Laurent Contamin | La forêt pour quoi ? (suite)

Quelques habitants de Bourron-Marlotte croisés les 10 et 12 avril au Café de la Paix m’ont parlé de la forêt de Fontainebleau : la vision qu’ils en avaient, l’usage qu’ils en faisaient : la forêt, pour quoi ?

Pour écouter les oiseaux, au fond. Pour ramasser des bolets, des châtaignes, avec ses petits-enfants, pourquoi pas, avec son chien qu’on promène. Mais aussi bien pour escalader, respirer, marcher, courir, déconnecter.

On y voit de belles allées cavalières, droites et longues. Et aussi des pentes avec des éboulis, un sentier qui monte parmi des arbres poussés là on ne sait comment. Il y a de la bruyère. On monte à la Veuve Cromagnon, on surplombe la forêt. Perdu dans tout ce vert, un arbre rouge. Le premier arbre rouge de l’automne : un point rouge dans une mer verte. Et une montgolfière, rouge pareil, qui nous passerait dessus.

L’automne passe, lui aussi : bouleaux, feuilles mortes et scolopendres. Le vent dans les feuilles fait place au ploc ploc qui dégoutte des branches. Au brouillard. Aux bêtes, petit et gros gibier : un cerf qui traverse le sentier, fermant la marche derrière sa harde de biches. On échange un regard, immobiles. Temps suspendu – et puis la vie reprend. En forêt, on croit aux esprits. Moi en tout cas j’y crois.

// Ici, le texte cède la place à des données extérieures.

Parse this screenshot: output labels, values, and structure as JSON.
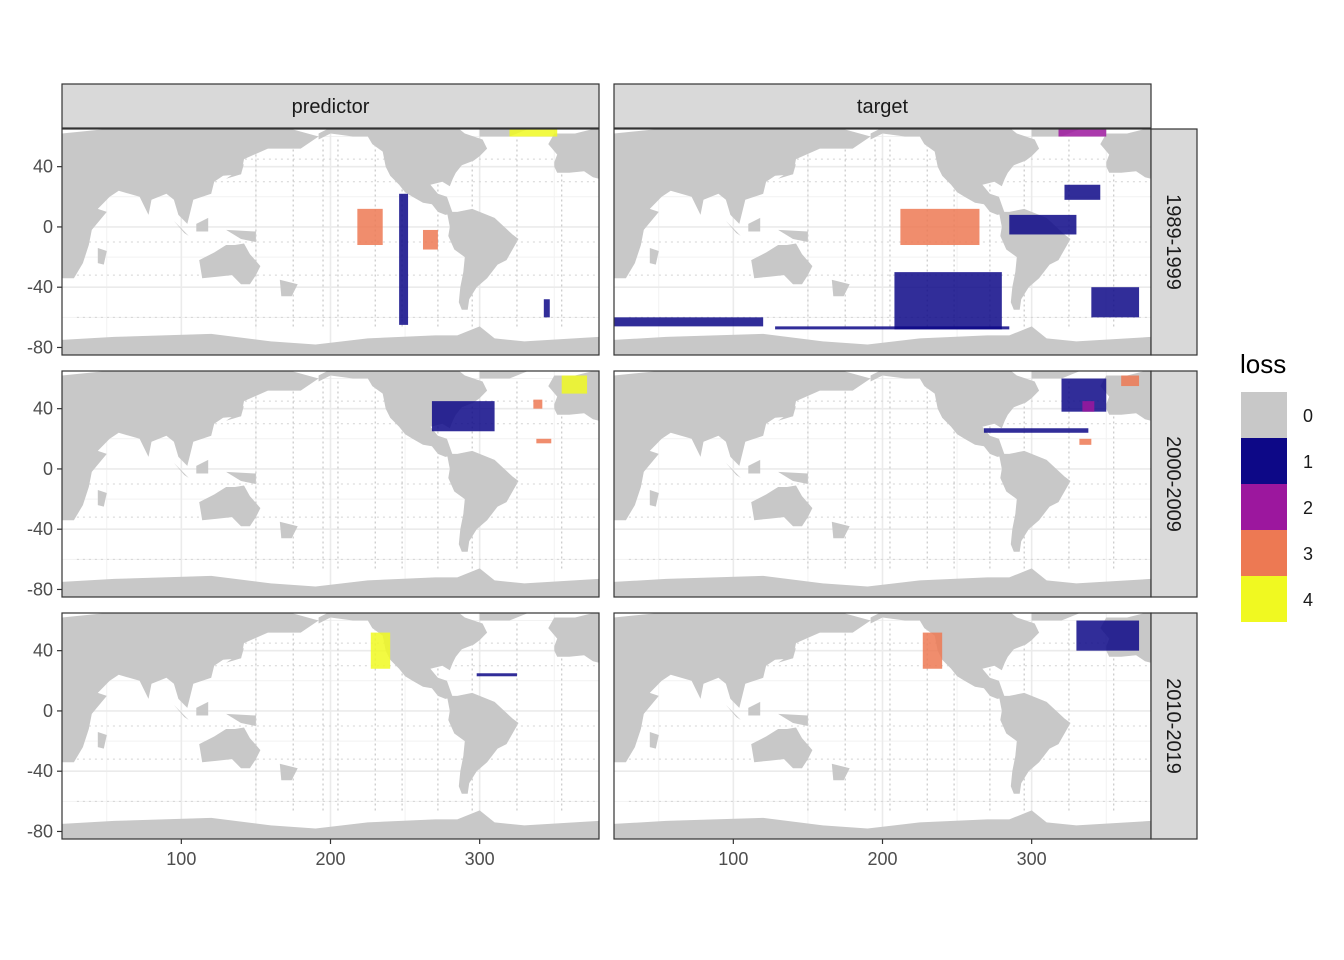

On ramasse des cailloux, qu’on met dans une bassine une fois rentré. Ou des branches mortes avec de drôles de formes. On respire l’odeur de la terre mouillée. Les couleurs, les odeurs se mélangent. Le tout est de trouver un promontoire : y rêver, oui – rêver sur sur un rocher. Son rocher. Ecouter : pas un bruit. L’hiver, sentir la neige craquer sous ses chaussures. On est dans un autre monde. La forêt c’est déjà un autre monde, mais la forêt l’hiver, c’est vraiment… On va quand même marcher, malgré le froid humide. Marcher parce qu’on pense trop, marcher parce qu’on pense mal. S’imprégner d’autre chose. On dit bien : « se changer les idées », non ? J’ai toujours l’espoir d’en sortir différent. Parfois j’encercle le tronc des arbres, je serre très fort et je ressens – quoi ? un apaisement (les chênes, surtout).

Et puis reviennent les pointes vertes au bout des branches. Le chant du coucou, le pic, le cri des buses. Bientôt, on jouera à cache-cache dans les hautes fougères. Des enfants prendront les sentiers Denecourt en criant « point bleu ! » « point bleu ! ». On ira écouter les grenouilles à la Mare-aux-Fées. Observer les têtards, les tritons. On courra, oui. On courra dans une aquarelle d’Allongé ou de Jeannot, dans une huile de Reid Masselink, maintenant la forêt c’est devenu ça pour nous, on entre dans le motif, littéralement – que ce soit les pins, les plages de sable, les chaos rocheux, avec le lichen, la mousse, les épines… On se reconnecte avec les mystères des profondeurs.

L’été, la saturation, j’aime bien aussi. La saturation des lumières, des couleurs, l’odeur trop forte de la résine, cette violence-là. D’ailleurs quand on sort de la forêt, on est griffé de partout par les ronces. C’est comme de sortir d’un combat. Même si ça reste doux, ce bain de nature. Doux et serein. Un combat serein.

Et puis la magnifique arrière-saison : septembre, octobre.

Et à nouveau les bolets, les châtaignes.